Every industry has a moment when the math stops working and the culture steps in. Travel hit that moment when hotels turned into spreadsheets and short term rentals forgot they were homes. Kindred shows up with a different equation, one rooted in trust, reciprocity, and the quiet power of people treating each other like neighbors instead of transactions.
Founded in 2021 in San Francisco, Kindred built a members-only global home swapping network where 1 night hosted earns 1 night given. No buying, no selling, just a give to get model that turned 300,000 members into stewards of 350,000 hosted nights across more than 150 cities, with 90% of inventory being primary residences.
Leadership matters when scale meets intimacy, and this team knows both sides of the door. Justine Palefsky, CEO & Co-Founder, and Tasneem Amina, President & Co-Founder, designed Kindred with the muscle memory of Bain, Goldman Sachs, and Opendoor, while Bryan Li, CTO, brought the engineering discipline earned at LinkedIn, Tinder, Yahoo, Microsoft, and Electronic Arts to make trust feel invisible and reliability feel obvious.
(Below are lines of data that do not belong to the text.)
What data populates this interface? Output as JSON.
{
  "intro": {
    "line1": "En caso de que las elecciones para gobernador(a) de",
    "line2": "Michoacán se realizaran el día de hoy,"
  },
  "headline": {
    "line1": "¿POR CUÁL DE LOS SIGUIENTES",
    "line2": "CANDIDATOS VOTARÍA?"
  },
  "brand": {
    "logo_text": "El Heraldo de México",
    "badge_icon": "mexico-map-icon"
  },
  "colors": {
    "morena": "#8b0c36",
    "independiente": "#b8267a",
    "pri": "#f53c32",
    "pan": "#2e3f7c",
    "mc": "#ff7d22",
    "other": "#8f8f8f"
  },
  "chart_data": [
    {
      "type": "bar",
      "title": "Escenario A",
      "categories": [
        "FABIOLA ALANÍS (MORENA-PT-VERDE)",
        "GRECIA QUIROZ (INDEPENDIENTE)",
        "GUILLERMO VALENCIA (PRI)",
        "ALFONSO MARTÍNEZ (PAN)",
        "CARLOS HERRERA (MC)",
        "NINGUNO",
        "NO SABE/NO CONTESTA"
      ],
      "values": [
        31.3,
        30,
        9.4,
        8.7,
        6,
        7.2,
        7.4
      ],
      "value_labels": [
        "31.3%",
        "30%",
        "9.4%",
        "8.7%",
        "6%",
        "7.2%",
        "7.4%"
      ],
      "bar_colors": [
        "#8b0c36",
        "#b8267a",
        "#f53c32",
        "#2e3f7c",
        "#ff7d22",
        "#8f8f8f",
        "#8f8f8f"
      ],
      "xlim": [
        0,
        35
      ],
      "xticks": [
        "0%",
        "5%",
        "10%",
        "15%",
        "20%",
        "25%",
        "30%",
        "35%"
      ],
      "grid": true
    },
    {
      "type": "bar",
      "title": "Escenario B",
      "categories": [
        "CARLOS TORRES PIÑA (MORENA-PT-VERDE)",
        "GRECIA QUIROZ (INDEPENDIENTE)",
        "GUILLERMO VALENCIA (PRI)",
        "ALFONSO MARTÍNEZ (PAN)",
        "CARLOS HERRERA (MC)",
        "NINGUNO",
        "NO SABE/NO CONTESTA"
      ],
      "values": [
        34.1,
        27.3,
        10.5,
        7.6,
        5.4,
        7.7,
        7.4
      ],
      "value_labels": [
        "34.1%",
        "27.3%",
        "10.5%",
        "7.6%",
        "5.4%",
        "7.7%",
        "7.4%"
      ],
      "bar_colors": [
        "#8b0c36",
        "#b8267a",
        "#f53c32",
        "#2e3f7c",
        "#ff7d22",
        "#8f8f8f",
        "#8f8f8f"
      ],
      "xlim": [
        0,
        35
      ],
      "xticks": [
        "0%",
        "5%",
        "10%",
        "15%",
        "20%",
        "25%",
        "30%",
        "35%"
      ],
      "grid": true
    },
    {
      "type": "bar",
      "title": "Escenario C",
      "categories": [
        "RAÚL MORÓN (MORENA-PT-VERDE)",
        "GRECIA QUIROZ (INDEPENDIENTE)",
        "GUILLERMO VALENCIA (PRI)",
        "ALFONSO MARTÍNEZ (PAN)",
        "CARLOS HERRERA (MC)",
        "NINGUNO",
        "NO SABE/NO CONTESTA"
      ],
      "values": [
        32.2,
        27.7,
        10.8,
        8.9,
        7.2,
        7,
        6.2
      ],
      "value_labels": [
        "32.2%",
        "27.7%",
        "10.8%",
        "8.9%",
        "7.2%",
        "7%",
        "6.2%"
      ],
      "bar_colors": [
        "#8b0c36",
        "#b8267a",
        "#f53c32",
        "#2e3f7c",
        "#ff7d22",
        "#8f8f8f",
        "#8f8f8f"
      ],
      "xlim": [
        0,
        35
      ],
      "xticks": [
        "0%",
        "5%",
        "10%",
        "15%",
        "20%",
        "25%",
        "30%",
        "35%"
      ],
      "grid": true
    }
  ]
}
The $125M Series B and Series C round co-led by Index Ventures, NEA, and Dylan Field did not chase a valuation headline. It doubled down on infrastructure, trust and safety, and sub-communities that let members travel with people who share values, not promo codes, with service fees hovering at roughly 10% the cost of traditional stays and month-long exchanges starting around $8 a night.
Fast Company called it innovative, LinkedIn News put it on the Top Startups list, and travelers quietly voted with their calendars. With AI-powered matchmaking from the Mango team, a $600 Kindred Passport, and board-level guidance from Vlad Loktev and Vanessa Larco, the signal is clear that the future of travel might look less like inventory management and more like kinship.
From a $7.75M seed backed by Andreessen Horowitz to a $15M Series A led by NEA, this was not overnight. It was patient compounding, 95 employees building for primary residences, $100K in host protection per trip, and concierge details that make New York, London, Los Angeles, Barcelona, Mexico City, and Paris feel personal again.
Travel is social infrastructure, and Kindred is betting that people will protect what they belong to. When community is the product, growth follows trust, not discounts, and the question hanging in the air is how far a give to get network can go when belonging scales faster than bookings.